Друзья, тотчас забыв об усталости и удовольствии сидеть на удобных стульях (впрочем, на любых стульях, лишь бы не бежать, не идти и не стоять), подскочили навстречу Гройоргу.
– Прибереги Мал-Мальца для корявырей, – заметил Мэтью.
– Как же я рад снова видеть тебя, Мэт-Жизнелюб!
– Моя радость больше твоей, ты же Квадрат.
– Насчёт Квадрата спорить не стану, Мал-малец в помощь мне. Савасард-Ясный, дружище! Вот и свиделись.
– Гройорг, дружище!
– А это кто ж? – округлил глаза Гройорг.
– Для меня он Дэн, – ответил Мэтью.
– Для меня тоже, – сказал Савасард.
– Я Дэн, метатель камней, – представился Дэниел и протянул Гройоргу руку.
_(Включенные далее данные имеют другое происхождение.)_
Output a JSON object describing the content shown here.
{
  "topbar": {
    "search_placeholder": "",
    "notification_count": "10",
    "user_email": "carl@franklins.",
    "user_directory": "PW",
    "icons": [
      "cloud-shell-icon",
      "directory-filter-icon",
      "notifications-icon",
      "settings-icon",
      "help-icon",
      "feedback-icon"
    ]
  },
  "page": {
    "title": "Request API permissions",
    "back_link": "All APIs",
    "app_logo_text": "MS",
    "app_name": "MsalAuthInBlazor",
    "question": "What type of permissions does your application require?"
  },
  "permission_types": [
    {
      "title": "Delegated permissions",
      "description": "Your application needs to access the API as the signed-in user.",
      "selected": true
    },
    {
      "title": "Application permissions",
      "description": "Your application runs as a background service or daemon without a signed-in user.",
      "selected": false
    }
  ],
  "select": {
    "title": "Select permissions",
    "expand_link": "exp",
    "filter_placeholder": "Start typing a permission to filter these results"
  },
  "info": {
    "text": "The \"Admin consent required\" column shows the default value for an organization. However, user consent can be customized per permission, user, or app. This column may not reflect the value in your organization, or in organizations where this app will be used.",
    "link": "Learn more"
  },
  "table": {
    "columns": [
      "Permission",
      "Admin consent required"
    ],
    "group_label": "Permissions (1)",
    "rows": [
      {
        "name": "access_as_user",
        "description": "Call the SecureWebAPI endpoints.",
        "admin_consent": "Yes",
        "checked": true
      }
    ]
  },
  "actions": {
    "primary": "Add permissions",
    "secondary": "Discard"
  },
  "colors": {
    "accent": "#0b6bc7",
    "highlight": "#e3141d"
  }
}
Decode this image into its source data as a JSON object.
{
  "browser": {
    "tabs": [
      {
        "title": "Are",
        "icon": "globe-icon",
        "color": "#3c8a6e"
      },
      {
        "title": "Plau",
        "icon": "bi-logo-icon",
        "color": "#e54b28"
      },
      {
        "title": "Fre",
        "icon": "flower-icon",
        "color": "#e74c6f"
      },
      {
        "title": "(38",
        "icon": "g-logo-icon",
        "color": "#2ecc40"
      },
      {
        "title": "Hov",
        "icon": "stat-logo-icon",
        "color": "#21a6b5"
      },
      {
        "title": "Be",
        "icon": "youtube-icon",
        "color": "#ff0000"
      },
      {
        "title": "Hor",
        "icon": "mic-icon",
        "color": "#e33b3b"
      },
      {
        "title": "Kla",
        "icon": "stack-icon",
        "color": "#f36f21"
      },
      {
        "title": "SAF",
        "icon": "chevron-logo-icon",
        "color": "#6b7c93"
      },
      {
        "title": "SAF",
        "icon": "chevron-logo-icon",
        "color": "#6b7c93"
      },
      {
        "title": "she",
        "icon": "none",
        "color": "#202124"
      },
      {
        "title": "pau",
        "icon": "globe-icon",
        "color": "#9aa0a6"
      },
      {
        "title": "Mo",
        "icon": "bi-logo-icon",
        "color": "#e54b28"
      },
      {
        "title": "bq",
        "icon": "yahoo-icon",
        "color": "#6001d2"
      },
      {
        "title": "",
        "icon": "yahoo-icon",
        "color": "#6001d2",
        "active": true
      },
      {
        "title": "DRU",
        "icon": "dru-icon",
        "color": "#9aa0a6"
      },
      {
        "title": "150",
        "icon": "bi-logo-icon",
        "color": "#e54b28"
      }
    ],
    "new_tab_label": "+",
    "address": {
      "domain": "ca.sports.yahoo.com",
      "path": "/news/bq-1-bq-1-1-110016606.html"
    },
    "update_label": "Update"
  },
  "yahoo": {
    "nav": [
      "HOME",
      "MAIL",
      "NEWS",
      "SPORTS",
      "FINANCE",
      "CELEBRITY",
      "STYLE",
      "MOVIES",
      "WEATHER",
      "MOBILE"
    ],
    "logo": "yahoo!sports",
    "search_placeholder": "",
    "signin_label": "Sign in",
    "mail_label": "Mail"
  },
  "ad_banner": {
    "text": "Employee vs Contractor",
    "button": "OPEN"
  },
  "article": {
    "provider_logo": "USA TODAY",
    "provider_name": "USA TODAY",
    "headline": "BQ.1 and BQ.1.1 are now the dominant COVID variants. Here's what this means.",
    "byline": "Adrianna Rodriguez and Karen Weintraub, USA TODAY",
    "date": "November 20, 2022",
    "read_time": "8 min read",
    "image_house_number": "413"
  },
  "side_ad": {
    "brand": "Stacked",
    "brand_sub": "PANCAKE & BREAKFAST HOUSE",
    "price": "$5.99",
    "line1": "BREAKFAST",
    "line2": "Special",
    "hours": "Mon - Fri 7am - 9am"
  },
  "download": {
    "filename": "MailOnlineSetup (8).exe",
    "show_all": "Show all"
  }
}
– Приветствую тебя, – Гройорг задержал взгляд на лице новоиспечённого Дэна, – Дэн-Синеокий. Посмотрим, какой ты метатель камней. А что с нашим-то Дэном-Грустным стряслось?
– Теперь он вместо него. Я же сказал, для меня он Дэн, – в словах Мэтью слышалась непреклонность.
– Подожди, Мэт! Не могу я так. Гройорг, послушай. Я… понимаешь, я и есть Дэн-Грустный. Только теперь ещё грустнее, чем был… из-за всего этого, – заметно волнуясь, проговорил Дэниел и рукой махнул на своё лицо.
– Дэн-Грустный?! – в недоумении переспросил Гройорг.
– Грустный, а никакой не синеокий. Это Мартин был синеокий. Когда я погиб… то есть моё тело погибло, я позаимствовал его: ему оно было уже ни к чему.